O EXÉRCITO VAI PAGAR UM TOUR MILIONÁRIO DE CORONÉIS PELA
EUROPA
O ROTEIRO COMEÇA por Paris. O dia é livre, mas
há a opção de conhecer o Palácio
de Versalhes. Depois, o grupo segue para a Galeria Lafayette,
uma luxuosa loja de departamentos que impressiona pela arquitetura. O grupo
passa mais um dia na Cidade Luz antes de seguir de ônibus para Bruxelas, na
Bélgica. Lá, são dois dias de atividades para os homens, mas suas mulheres
podem aproveitar um city tour. As noites são livres, perfeitas para experimentar
a tradição cervejeira do país.
A próxima parada do roteiro é a Alemanha, começando pelas
cidades de Munster e Hamburgo. De novo, há atividades apenas para os homens –
as mulheres podem, se quiserem, conhecer a cidade em um passeio incluso no
pacote. A última parada é Berlim, onde os casais podem visitar o imponente
castelo de Charlottenburg. De volta ao Brasil, eles ganham uma folga
para se recuperar do cansaço da viagem.
Esse é o roteiro da Viagem de Estudos Estratégicos ao
Exterior promovida pelo Curso de Política Estratégica e Alta Administração do
Exército, o CPEAEx, da Escola de Comando e Estado-Maior do Exército, a Eceme.
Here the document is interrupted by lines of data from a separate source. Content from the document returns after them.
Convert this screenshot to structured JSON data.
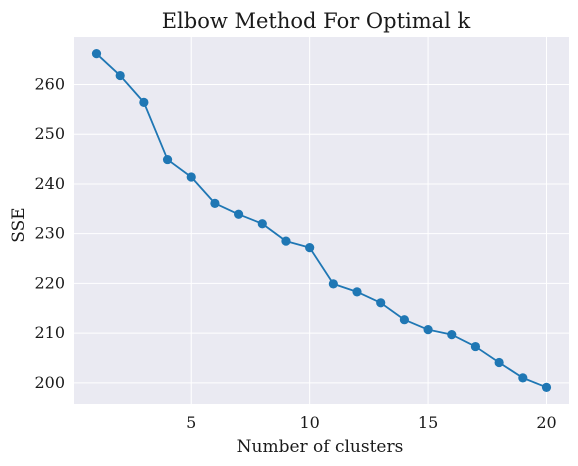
{
  "chart_data": {
    "type": "line",
    "title": "Elbow Method For Optimal k",
    "xlabel": "Number of clusters",
    "ylabel": "SSE",
    "x": [
      1,
      2,
      3,
      4,
      5,
      6,
      7,
      8,
      9,
      10,
      11,
      12,
      13,
      14,
      15,
      16,
      17,
      18,
      19,
      20
    ],
    "series": [
      {
        "values": [
          266.2,
          261.8,
          256.4,
          244.9,
          241.4,
          236.1,
          233.9,
          232.0,
          228.5,
          227.2,
          219.9,
          218.3,
          216.1,
          212.7,
          210.7,
          209.7,
          207.3,
          204.1,
          201.0,
          199.1
        ]
      }
    ],
    "xlim": [
      0.05,
      20.95
    ],
    "ylim": [
      195.75,
      269.55
    ],
    "xticks": [
      5,
      10,
      15,
      20
    ],
    "yticks": [
      200,
      210,
      220,
      230,
      240,
      250,
      260
    ],
    "grid": true,
    "legend": "none",
    "colors": {
      "plot_background": "#eaeaf2",
      "grid": "#ffffff",
      "line": "#1f77b4",
      "marker": "#1f77b4"
    },
    "marker": "circle"
  }
}
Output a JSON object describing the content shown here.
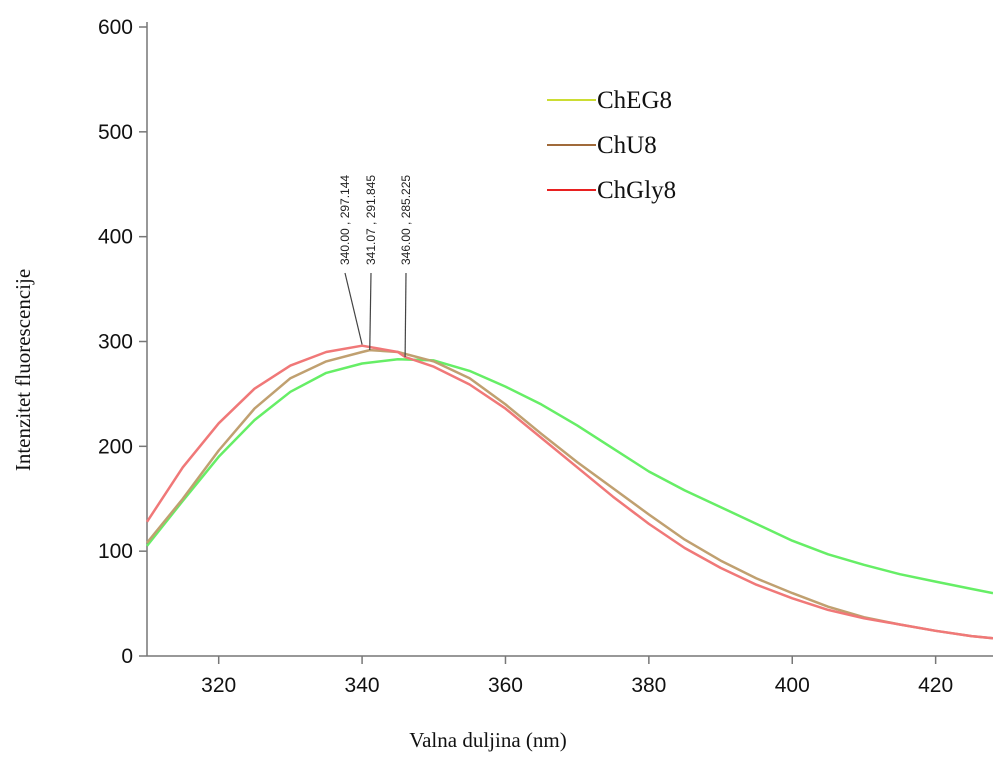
{
  "chart_data": {
    "type": "line",
    "xlabel": "Valna duljina (nm)",
    "ylabel": "Intenzitet fluorescencije",
    "xlim": [
      310,
      428
    ],
    "ylim": [
      0,
      600
    ],
    "xticks": [
      320,
      340,
      360,
      380,
      400,
      420
    ],
    "yticks": [
      0,
      100,
      200,
      300,
      400,
      500,
      600
    ],
    "grid": false,
    "legend_position": "top-right",
    "series": [
      {
        "name": "ChEG8",
        "color": "#66ee66",
        "legend_color": "#ccdd33",
        "x": [
          310,
          315,
          320,
          325,
          330,
          335,
          340,
          345,
          350,
          355,
          360,
          365,
          370,
          375,
          380,
          385,
          390,
          395,
          400,
          405,
          410,
          415,
          420,
          425,
          428
        ],
        "y": [
          105,
          148,
          190,
          225,
          252,
          270,
          279,
          283,
          282,
          272,
          257,
          240,
          220,
          198,
          176,
          158,
          142,
          126,
          110,
          97,
          87,
          78,
          71,
          64,
          60
        ]
      },
      {
        "name": "ChU8",
        "color": "#c0a070",
        "legend_color": "#a06a3a",
        "x": [
          310,
          315,
          320,
          325,
          330,
          335,
          340,
          341.07,
          345,
          350,
          355,
          360,
          365,
          370,
          375,
          380,
          385,
          390,
          395,
          400,
          405,
          410,
          415,
          420,
          425,
          428
        ],
        "y": [
          108,
          150,
          196,
          236,
          265,
          281,
          290,
          291.8,
          290,
          281,
          265,
          240,
          212,
          185,
          160,
          135,
          111,
          91,
          74,
          60,
          47,
          37,
          30,
          24,
          19,
          17
        ],
        "peak_label": "341.07 , 291.845"
      },
      {
        "name": "ChGly8",
        "color": "#f07878",
        "legend_color": "#e82020",
        "x": [
          310,
          315,
          320,
          325,
          330,
          335,
          340,
          345,
          346,
          350,
          355,
          360,
          365,
          370,
          375,
          380,
          385,
          390,
          395,
          400,
          405,
          410,
          415,
          420,
          425,
          428
        ],
        "y": [
          128,
          180,
          222,
          255,
          277,
          290,
          296,
          290,
          285.2,
          276,
          259,
          236,
          208,
          180,
          152,
          126,
          103,
          84,
          68,
          55,
          44,
          36,
          30,
          24,
          19,
          17
        ],
        "peak_label": "340.00 , 297.144"
      }
    ],
    "annotations": [
      {
        "label": "340.00 , 297.144",
        "x": 340.0,
        "y": 297.144
      },
      {
        "label": "341.07 , 291.845",
        "x": 341.07,
        "y": 291.845
      },
      {
        "label": "346.00 , 285.225",
        "x": 346.0,
        "y": 285.225
      }
    ]
  }
}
Em 2017, uma viagem do curso custou pelo menos R$ 1 milhão.
Estadia em hoteis ‘4 ou 5 estrelas’
O Intercept teve acesso à programação da
viagem dos oficiais, prevista para próximo outubro. O roteiro descrito nos
primeiros parágrafos dura 16 dias. A comitiva brasileira tem cerca de 78
pessoas – os nomes não foram divulgados pelo Exército – e todas ficarão
hospedadas em hotéis de 4 ou 5 estrelas, a um custo total de hospedagem de 2
mil euros por pessoa (cerca de R$ 9,1 mil, na cotação da última semana de
abril). Segundo os documentos, as mulheres dos oficiais estão incluídas na
programação – há, inclusive, um roteiro específico para elas. O Intercept não
irá publicar o material para preservar a segurança das fontes.
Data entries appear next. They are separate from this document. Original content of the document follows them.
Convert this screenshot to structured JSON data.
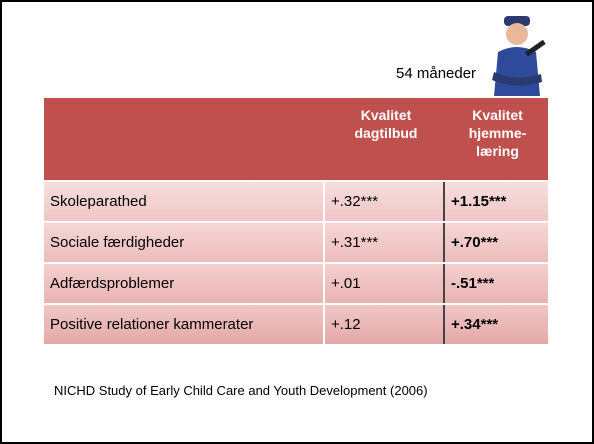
{
  "label": "54 måneder",
  "table": {
    "columns": [
      [
        "Kvalitet",
        "dagtilbud"
      ],
      [
        "Kvalitet",
        "hjemme-",
        "læring"
      ]
    ],
    "rows": [
      [
        "Skoleparathed",
        "+.32***",
        "+1.15***"
      ],
      [
        "Sociale færdigheder",
        "+.31***",
        "+.70***"
      ],
      [
        "Adfærdsproblemer",
        "+.01",
        "-.51***"
      ],
      [
        "Positive relationer kammerater",
        "+.12",
        "+.34***"
      ]
    ]
  },
  "footer": "NICHD Study of Early Child Care and Youth Development (2006)"
}
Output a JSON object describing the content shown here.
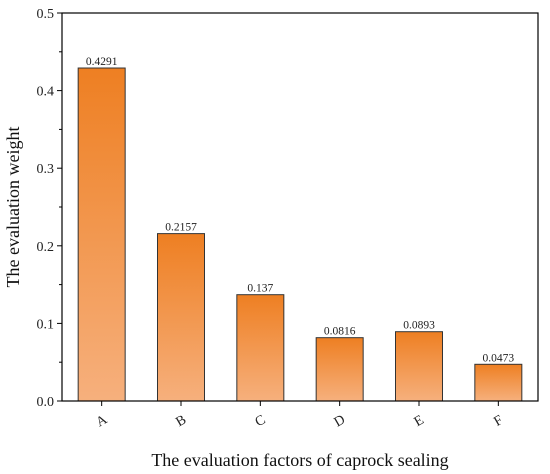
{
  "chart_data": {
    "type": "bar",
    "categories": [
      "A",
      "B",
      "C",
      "D",
      "E",
      "F"
    ],
    "values": [
      0.4291,
      0.2157,
      0.137,
      0.0816,
      0.0893,
      0.0473
    ],
    "data_labels": [
      "0.4291",
      "0.2157",
      "0.137",
      "0.0816",
      "0.0893",
      "0.0473"
    ],
    "title": "",
    "xlabel": "The evaluation  factors of caprock sealing",
    "ylabel": "The evaluation weight",
    "ylim": [
      0,
      0.5
    ],
    "yticks": [
      0.0,
      0.1,
      0.2,
      0.3,
      0.4,
      0.5
    ],
    "ytick_labels": [
      "0.0",
      "0.1",
      "0.2",
      "0.3",
      "0.4",
      "0.5"
    ],
    "grid": false,
    "legend": "none",
    "colors": {
      "bar_top": "#ee7f22",
      "bar_bottom": "#f6b07d",
      "bar_stroke": "#333333",
      "axis": "#000000"
    }
  }
}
A viagem tem fins educativos, é claro. Enquanto as mulheres
fazem city tours, os oficiais visitarão o Ministério da Defesa e a equivalente
à Eceme da Alemanha, assistirão a apresentações de embaixadores e militares
franceses e visitarão a OTAN. Na comunicação oficial do Exército, há destaque para as parceriasesperadas para a viagem, como a
assinatura de um memorando de entendimento com o Defense Studies Department do
Reino Unido.
O Curso de Política Estratégica e Alta Administração do
Exército foi criado
em 1986 pelo então presidente José Sarney. É voltado aos oficiais que
já têm o Curso de Altos Estudos Militares e visa habilitar os militares aos
cargos de generais de brigada, divisão, armas, quadros e serviços. Os coronéis
que participam dele são selecionados “por mérito”.
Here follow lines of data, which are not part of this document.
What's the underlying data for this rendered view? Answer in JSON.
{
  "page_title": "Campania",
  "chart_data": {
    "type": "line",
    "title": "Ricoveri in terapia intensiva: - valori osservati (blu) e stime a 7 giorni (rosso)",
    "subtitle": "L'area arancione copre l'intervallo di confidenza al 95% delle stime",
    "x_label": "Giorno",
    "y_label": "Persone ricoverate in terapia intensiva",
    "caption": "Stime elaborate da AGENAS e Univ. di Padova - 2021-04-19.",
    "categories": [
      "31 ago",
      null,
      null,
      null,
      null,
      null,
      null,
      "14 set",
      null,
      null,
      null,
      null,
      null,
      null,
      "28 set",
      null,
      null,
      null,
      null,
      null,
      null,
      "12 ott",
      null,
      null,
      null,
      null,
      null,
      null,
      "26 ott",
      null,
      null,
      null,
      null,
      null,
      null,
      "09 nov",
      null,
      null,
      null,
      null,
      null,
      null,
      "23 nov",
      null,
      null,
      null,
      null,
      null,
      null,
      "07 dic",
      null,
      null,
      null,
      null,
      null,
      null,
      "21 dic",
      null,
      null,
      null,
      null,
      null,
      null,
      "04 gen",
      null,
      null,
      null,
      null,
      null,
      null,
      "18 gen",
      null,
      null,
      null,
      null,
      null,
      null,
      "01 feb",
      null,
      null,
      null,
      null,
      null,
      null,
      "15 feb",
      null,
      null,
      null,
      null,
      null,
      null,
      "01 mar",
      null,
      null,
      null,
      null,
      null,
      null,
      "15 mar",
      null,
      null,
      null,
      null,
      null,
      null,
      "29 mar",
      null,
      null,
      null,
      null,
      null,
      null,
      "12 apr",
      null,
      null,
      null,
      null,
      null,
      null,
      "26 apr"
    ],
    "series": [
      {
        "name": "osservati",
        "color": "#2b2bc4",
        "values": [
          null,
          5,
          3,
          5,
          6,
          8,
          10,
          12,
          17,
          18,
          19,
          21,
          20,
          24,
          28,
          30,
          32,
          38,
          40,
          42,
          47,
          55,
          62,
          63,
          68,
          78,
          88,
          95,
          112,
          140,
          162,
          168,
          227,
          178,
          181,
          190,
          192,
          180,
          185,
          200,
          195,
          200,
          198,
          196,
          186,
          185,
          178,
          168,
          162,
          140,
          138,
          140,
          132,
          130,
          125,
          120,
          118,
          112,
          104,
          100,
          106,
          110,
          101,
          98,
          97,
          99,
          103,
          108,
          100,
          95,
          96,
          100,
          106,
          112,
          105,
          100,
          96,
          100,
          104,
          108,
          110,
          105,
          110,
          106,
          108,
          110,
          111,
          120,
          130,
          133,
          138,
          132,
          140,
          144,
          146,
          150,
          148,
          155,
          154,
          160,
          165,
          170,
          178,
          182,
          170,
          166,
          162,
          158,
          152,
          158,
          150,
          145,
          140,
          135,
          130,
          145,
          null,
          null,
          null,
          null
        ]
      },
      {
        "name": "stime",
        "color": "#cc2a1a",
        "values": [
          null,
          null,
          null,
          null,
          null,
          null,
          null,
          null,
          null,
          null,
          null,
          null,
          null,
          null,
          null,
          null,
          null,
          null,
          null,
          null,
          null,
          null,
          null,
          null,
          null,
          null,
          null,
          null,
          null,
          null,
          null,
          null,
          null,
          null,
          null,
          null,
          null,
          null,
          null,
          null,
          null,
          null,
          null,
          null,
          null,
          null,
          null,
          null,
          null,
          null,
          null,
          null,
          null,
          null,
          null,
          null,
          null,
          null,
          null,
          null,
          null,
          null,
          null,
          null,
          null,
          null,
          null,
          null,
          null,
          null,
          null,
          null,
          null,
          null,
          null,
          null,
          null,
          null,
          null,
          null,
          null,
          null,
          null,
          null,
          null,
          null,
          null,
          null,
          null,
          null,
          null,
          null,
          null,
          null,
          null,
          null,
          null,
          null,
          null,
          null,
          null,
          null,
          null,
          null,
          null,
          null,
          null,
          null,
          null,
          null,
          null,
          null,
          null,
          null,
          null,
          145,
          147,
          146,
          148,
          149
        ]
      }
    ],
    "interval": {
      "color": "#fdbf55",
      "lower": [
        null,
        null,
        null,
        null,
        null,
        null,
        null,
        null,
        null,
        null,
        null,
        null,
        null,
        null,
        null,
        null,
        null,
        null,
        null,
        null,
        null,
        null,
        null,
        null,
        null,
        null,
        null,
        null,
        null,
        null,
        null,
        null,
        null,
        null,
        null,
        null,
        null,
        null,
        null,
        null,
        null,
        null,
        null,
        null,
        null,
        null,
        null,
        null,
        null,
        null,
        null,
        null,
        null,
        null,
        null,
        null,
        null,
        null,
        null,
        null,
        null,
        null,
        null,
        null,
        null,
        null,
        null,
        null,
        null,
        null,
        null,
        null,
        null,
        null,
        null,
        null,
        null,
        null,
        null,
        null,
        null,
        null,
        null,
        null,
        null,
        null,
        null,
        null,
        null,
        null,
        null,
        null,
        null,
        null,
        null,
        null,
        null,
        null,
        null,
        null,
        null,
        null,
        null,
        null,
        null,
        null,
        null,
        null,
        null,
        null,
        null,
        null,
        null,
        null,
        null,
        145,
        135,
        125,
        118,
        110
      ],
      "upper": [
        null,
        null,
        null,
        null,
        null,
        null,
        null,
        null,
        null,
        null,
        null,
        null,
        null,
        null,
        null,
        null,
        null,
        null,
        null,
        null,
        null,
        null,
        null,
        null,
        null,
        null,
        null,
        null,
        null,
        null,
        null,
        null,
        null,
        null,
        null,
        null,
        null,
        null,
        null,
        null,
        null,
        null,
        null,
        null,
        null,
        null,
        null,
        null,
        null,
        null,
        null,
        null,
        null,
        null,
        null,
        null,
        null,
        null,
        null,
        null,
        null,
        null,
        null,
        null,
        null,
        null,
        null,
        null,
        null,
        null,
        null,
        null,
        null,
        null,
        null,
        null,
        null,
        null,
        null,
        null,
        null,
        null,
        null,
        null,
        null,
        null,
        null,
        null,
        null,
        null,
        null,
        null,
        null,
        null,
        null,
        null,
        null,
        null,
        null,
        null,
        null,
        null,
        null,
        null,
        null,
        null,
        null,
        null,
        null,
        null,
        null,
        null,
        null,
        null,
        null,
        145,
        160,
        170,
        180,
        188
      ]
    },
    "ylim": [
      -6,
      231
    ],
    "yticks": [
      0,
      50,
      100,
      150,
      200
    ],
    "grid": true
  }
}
O curso dura um ano – e, no final, a viagem de estudos já
virou tradição. O objetivo é preparar os coronéis “para o assessoramento de
alto nível aos altos escalões do Exército, do Ministério da Defesa e do Poder
Executivo”, me explicou o Centro de Comunicação Social do Exército, em resposta
a perguntas que eu fiz via Lei de Acesso à Informação. Neste contexto, a viagem
serve para “ampliar a projeção” da instituição no cenário internacional e
“fortalecer a dimensão humana”. Segundo o Exército, o roteiro da viagem inclui
visitas a órgãos militares e civis “relacionados aos níveis político e
estratégico”.
Museus, cervejas e selfies
Em 2016, a viagem durou 11 dias, e a comitiva percorreu
Madri e Bruxelas antes de chegar a Paris. O coronel Anderson Clayton Francisco
fazia parte do grupo e é um dos poucos que tem a despesa
da viagem especificada no Portal da Transparência: foram R$ 10,2 mil
em passagens aéreas. Não estão ali, no entanto, os gastos da viagem de sua
mulher, Evelcy, que esteve nas mesmas cidades europeias nas mesmas datas descritas
no programa.
A viagem dela, segundo suas postagens no Facebook, começou
por Toledo, na Espanha, de onde há fotos de um passeio acompanhada de uma
comitiva só de mulheres. De lá, seguiu para Bruxelas – também com o grupo. Por
fim, em 9 de outubro, a comitiva feminina visitou o Palácio de Versalhes, na
França. O Exército garante que custeia apenas as despesas dos oficiais.
Em 2017, o Boletim do Exército publicou a lista dos oficiais designados para a viagem
de estudos. O roteiro incluiu Paris, Londres, Irlanda do Norte e Bruxelas,
entre os dias 6 e 18 de outubro de 2017. Para a viagem, foram designados 52
oficiais da Eceme. Segundo a nota, assinada pelo comandante, “a missão está enquadrada
como eventual, militar, sem mudança de sede, sem dependentes e será realizada
com ônus total para o Exército Brasileiro”.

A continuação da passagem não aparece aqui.